Rhode Island’s Pursuit of “Dependency Portal” Vindicates Gov. Christie’s Veto of Exchange, N.J. Delegation Says


By resisting the health care exchange system included as part of the new federal health care law, Republican Gov. Chris Christie of New Jersey has put himself in a stronger position to safeguard taxpayer interests, according to key figures in the state’s delegation to the Republicans’ National Convention in Tampa, Florida.

Since the future of the Patient Protection and Affordable Care Act (PPACA), commonly known as ObamaCare, remains uncertain, it was prudent for Gov. Christie to insulate his state from federal schemes that could become burdensome and costly over time, delegates said. The exchange system can be described as an online platform where small businesses and uninsured individual can select federally subsidized health care plans.

Christie vetoed a bill that would create an exchange prior to the U.S. Supreme Court ruling upholding ObamaCare’s individual mandate. But the law could still be repealed legislatively if Gov. Mitt Romney is elected president with Republican majorities in the House and Senate, Maria Bua, the former GOP chair of Mercer County, noted.

“It’s certainly a point of pride to see New Jersey taking a stand against bigger and more intrusive government,” she said. “We don’t need to put unelected bureaucrats in charge of our health care, and we don’t need more government dependency.”

State Sen.
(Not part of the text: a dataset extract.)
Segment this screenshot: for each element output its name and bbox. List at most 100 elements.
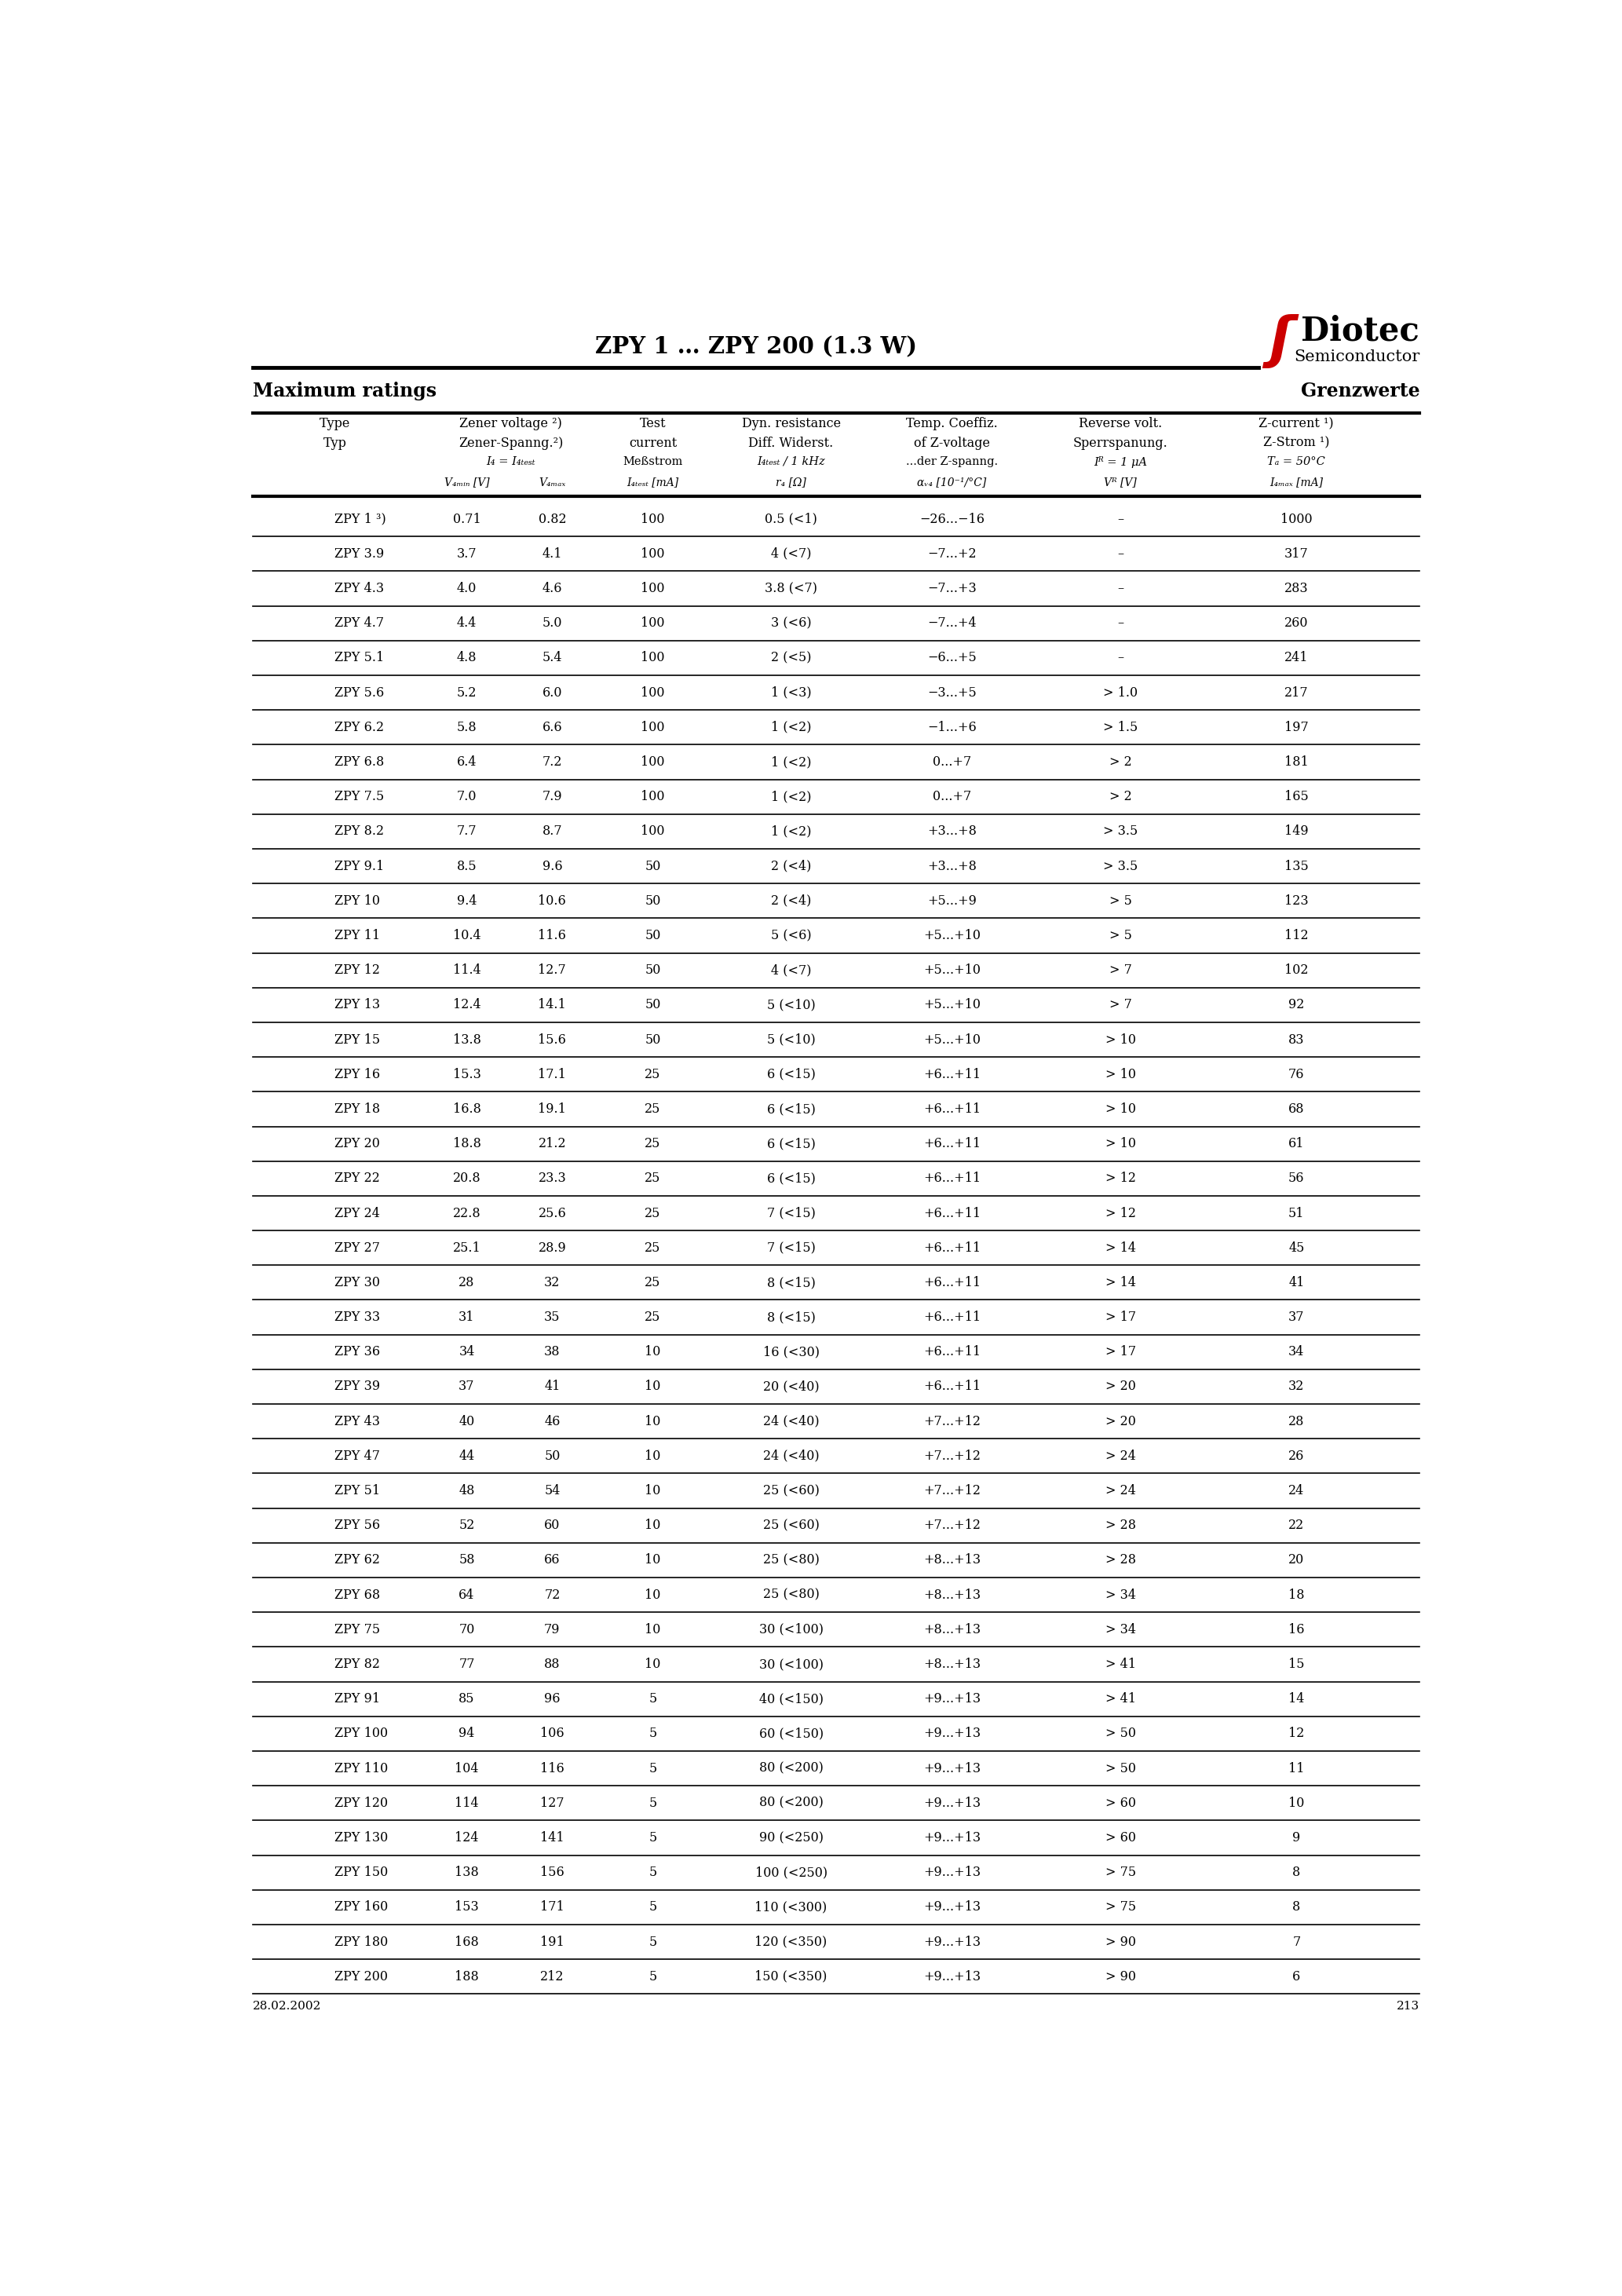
Text: 60 (<150): 60 (<150) bbox=[759, 1727, 824, 1740]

Tom Kean Jr. described the exchange legislation  Christie vetoed earlier this year as a “badly flawed bill” that could have a severe impact on the quality of health care services for New Jersey residents.

“The bill did nothing other than to expand bureaucracy and create many thousands of dollars in new unneeded positions,” said Kean, who is the son of the former governor. “The bill created a separate branch from the executive branch that raised questions of accountability. The commissioner for the Department of Banking and Insurance wasn’t even included in the decision-making that would impact health care for New Jersey citizens. The bill had a lot of flaws and the governor had the best interests of New Jersey at heart.”

The story is much different in Rhode Island where Gov. Lincoln Chafee used an executive order to implement an exchange system that interlinks health care with a range of social services.  Christie’s approach is much more in line with the policy recommendations of the Rhode Island Center for Freedom and Prosperity, which favors “patient-centered, market-based reforms.”

Over time, the Center anticipates that the Rhode Island exchange will be converted into a “dependency portal” that expands access to social welfare services like food stamps and the Temporary Assistance for Needy Families (TANF) program.

“Rhode Island is leading the nation in the advancement of a larger entitlement culture via its planned expansion of social services through a health benefits exchange, a component of the controversial federal healthcare law,” The Center has argued. “When collecting detailed personal financial and household information from individuals seeking health insurance support, the state intends to be the first to proactively enroll participants in other state programs for which they are eligible.”

Bua, the Mercer County delegate, said the specter of a “dependency portal” should give pause to policymakers in all states.”

“That’s not the direction we should go in,” she said. “There’s more compelling path to reform, and I’m pleased Gov. Christie put the brakes on.”

During his convention speech, Gov. Christie’s combative tone was in marked contrast to Rhode Island politicians’  quiet assumptions that government programs should expand. “They said it was impossible to touch the third rail of politics. To take on the public sector unions and to reform a pension and health benefit system that was headed to bankruptcy.” Turning to the federal government, Christie said it “has overtaxed, overspent, and over-borrowed a great people into second-class citizenship.”

Diane Spino, a Republican committee woman in East Brunswick, NJ, said ObamaCare was the byproduct of “irresponsible representation.” She favors a “less-bureaucratic” approach to reform that will hopefully become a reality if Gov. Romney prevails in November.

“We’ve reached a point where our elected officials do not even know what is in the bills they pass,” she lamented. “That is certainly true in the case of ObamaCare.”

Spino also said that Rhode Island’s “dependency portal” vindicates Christie’s policy stance.

“We can see now what the exchange can turn into,” she said. “So Christie was clearly right to veto that bill.”

In addition to Christie, Govs. Rick Scott (R-FL), Scott Parnell (R-AK), Susana Martinez (R-NM), Rick Perry (R-TX), Bob McDonnell (R-VA), Nikki Haley (R-SC), and Bobby Jindal (R-LA) have also said that they will not move forward with the exchange system.